Inklusiver Spielplatz für Kinder mit und ohne Behinderung
Der neue Spielplatz entsteht auf einer Fläche von mehr als 4.000 Quadratmetern. Geplant ist ein inklusives Großspielgerät, das von Kindern mit und ohne Behinderung genutzt werden kann. Dazu kommen weitere Spiel- und Aufenthaltsbereiche für verschiedene Altersgruppen. Vorgesehen sind unter anderem Hochbeete mit Naschpflanzen, Sitzplätze mit Pergola, Liegebänke, Hängematten, ein Bodentrampolin, Spielhäuschen, eine Schaukellandschaft und ein inklusiver Bereich für Kleinkinder. Die Anlage ist dauerhaft geplant und bleibt auch nach der Internationalen Gartenausstellung 2027 bestehen. Damit soll im RheinPark ein Ort entstehen, an dem gemeinsames Spielen selbstverständlich wird.

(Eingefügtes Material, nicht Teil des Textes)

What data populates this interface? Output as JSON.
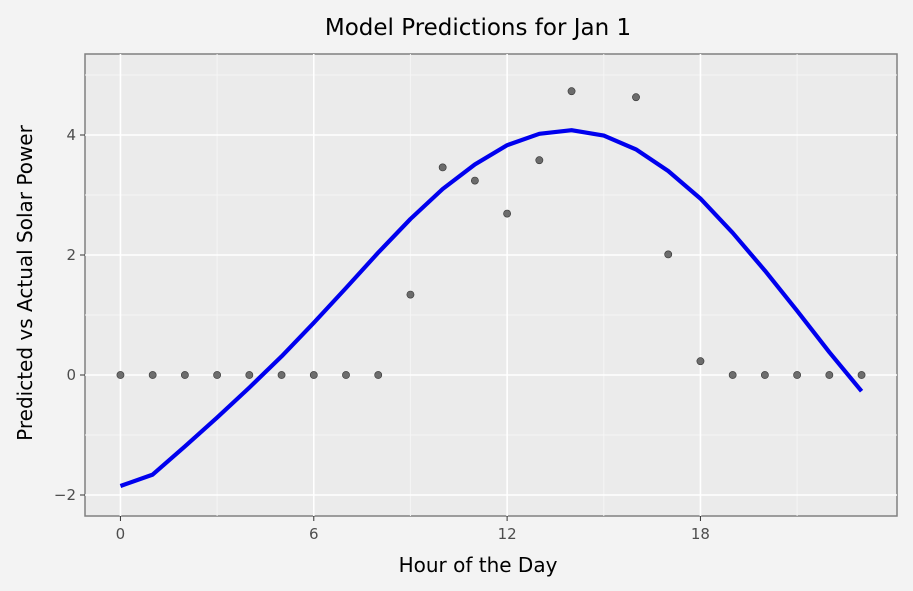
{
  "chart_data": {
    "type": "line",
    "title": "Model Predictions for Jan 1",
    "xlabel": "Hour of the Day",
    "ylabel": "Predicted vs Actual Solar Power",
    "xlim": [
      -1.1,
      24.1
    ],
    "ylim": [
      -2.35,
      5.35
    ],
    "x_ticks": [
      0,
      6,
      12,
      18
    ],
    "x_tick_labels": [
      "0",
      "6",
      "12",
      "18"
    ],
    "y_ticks": [
      -2,
      0,
      2,
      4
    ],
    "y_tick_labels": [
      "−2",
      "0",
      "2",
      "4"
    ],
    "grid": true,
    "legend": "none",
    "series": [
      {
        "kind": "scatter",
        "color": "#555555",
        "x": [
          0,
          1,
          2,
          3,
          4,
          5,
          6,
          7,
          8,
          9,
          10,
          11,
          12,
          13,
          14,
          15,
          16,
          17,
          18,
          19,
          20,
          21,
          22,
          23
        ],
        "y": [
          0,
          0,
          0,
          0,
          0,
          0,
          0,
          0,
          0,
          1.34,
          3.46,
          3.24,
          2.69,
          3.58,
          4.73,
          null,
          4.63,
          2.01,
          0.23,
          0,
          0,
          0,
          0,
          0
        ]
      },
      {
        "kind": "line",
        "color": "#0000ee",
        "x": [
          0,
          1,
          2,
          3,
          4,
          5,
          6,
          7,
          8,
          9,
          10,
          11,
          12,
          13,
          14,
          15,
          16,
          17,
          18,
          19,
          20,
          21,
          22,
          23
        ],
        "y": [
          -1.85,
          -1.66,
          -1.19,
          -0.71,
          -0.21,
          0.31,
          0.87,
          1.45,
          2.04,
          2.6,
          3.1,
          3.51,
          3.83,
          4.02,
          4.08,
          3.99,
          3.76,
          3.4,
          2.94,
          2.37,
          1.74,
          1.07,
          0.38,
          -0.27
        ]
      }
    ]
  }
}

RheinPark in Hochfeld bekommt mehr Platz für Skater
Auch die beliebte Skateanlage im RheinPark wird im Zuge der IGA 2027 erweitert. Nach Angaben der Wirtschaftsbetriebe wächst die Anlage um rund 320 Quadratmeter. Der neue Bereich richtet sich besonders an jüngere Skaterinnen und Skater sowie an Anfängerinnen und Anfänger. Damit soll der Einstieg in den Sport leichter werden. Das bestehende Angebot wird also nicht nur größer, sondern auch breiter aufgestellt. Gerade im RheinPark, der schon heute ein wichtiger Treffpunkt für Freizeit und Sport ist, könnte das zusätzliche Nutzergruppen anziehen.
IGA 2027 bringt langfristige Veränderungen für Duisburg
Die Wirtschaftsbetriebe Duisburg sehen in dem Projekt einen wichtigen Beitrag zur Stadtentwicklung. Birthe zur Loye, Projektverantwortliche beim IGA-Team der Wirtschaftsbetriebe Duisburg, sagt:
„Inklusives Spielen ist weit mehr als ein zusätzliches Angebot - es ist ein Ausdruck echter Teilhabe. Wenn Kinder mit und ohne Behinderung selbstverständlich gemeinsam spielen, entstehen Begegnung, Verständnis und Gemeinschaft von Anfang an. Dass wir einen solchen Ort jetzt im RheinPark schaffen können, ist auch der IGA 2027 zu verdanken: Sie gibt uns die Möglichkeit, wichtige Zukunftsthemen wie Inklusion sichtbar in die Stadtentwicklung zu übersetzen.“
Für den Spielplatz sind 2,5 Millionen Euro eingeplant, für die Erweiterung der Skateanlage 400.000 Euro. Die Bauarbeiten werden zu 80 Prozent vom Ministerium für Landwirtschaft und Verbraucherschutz des Landes Nordrhein-Westfalen gefördert.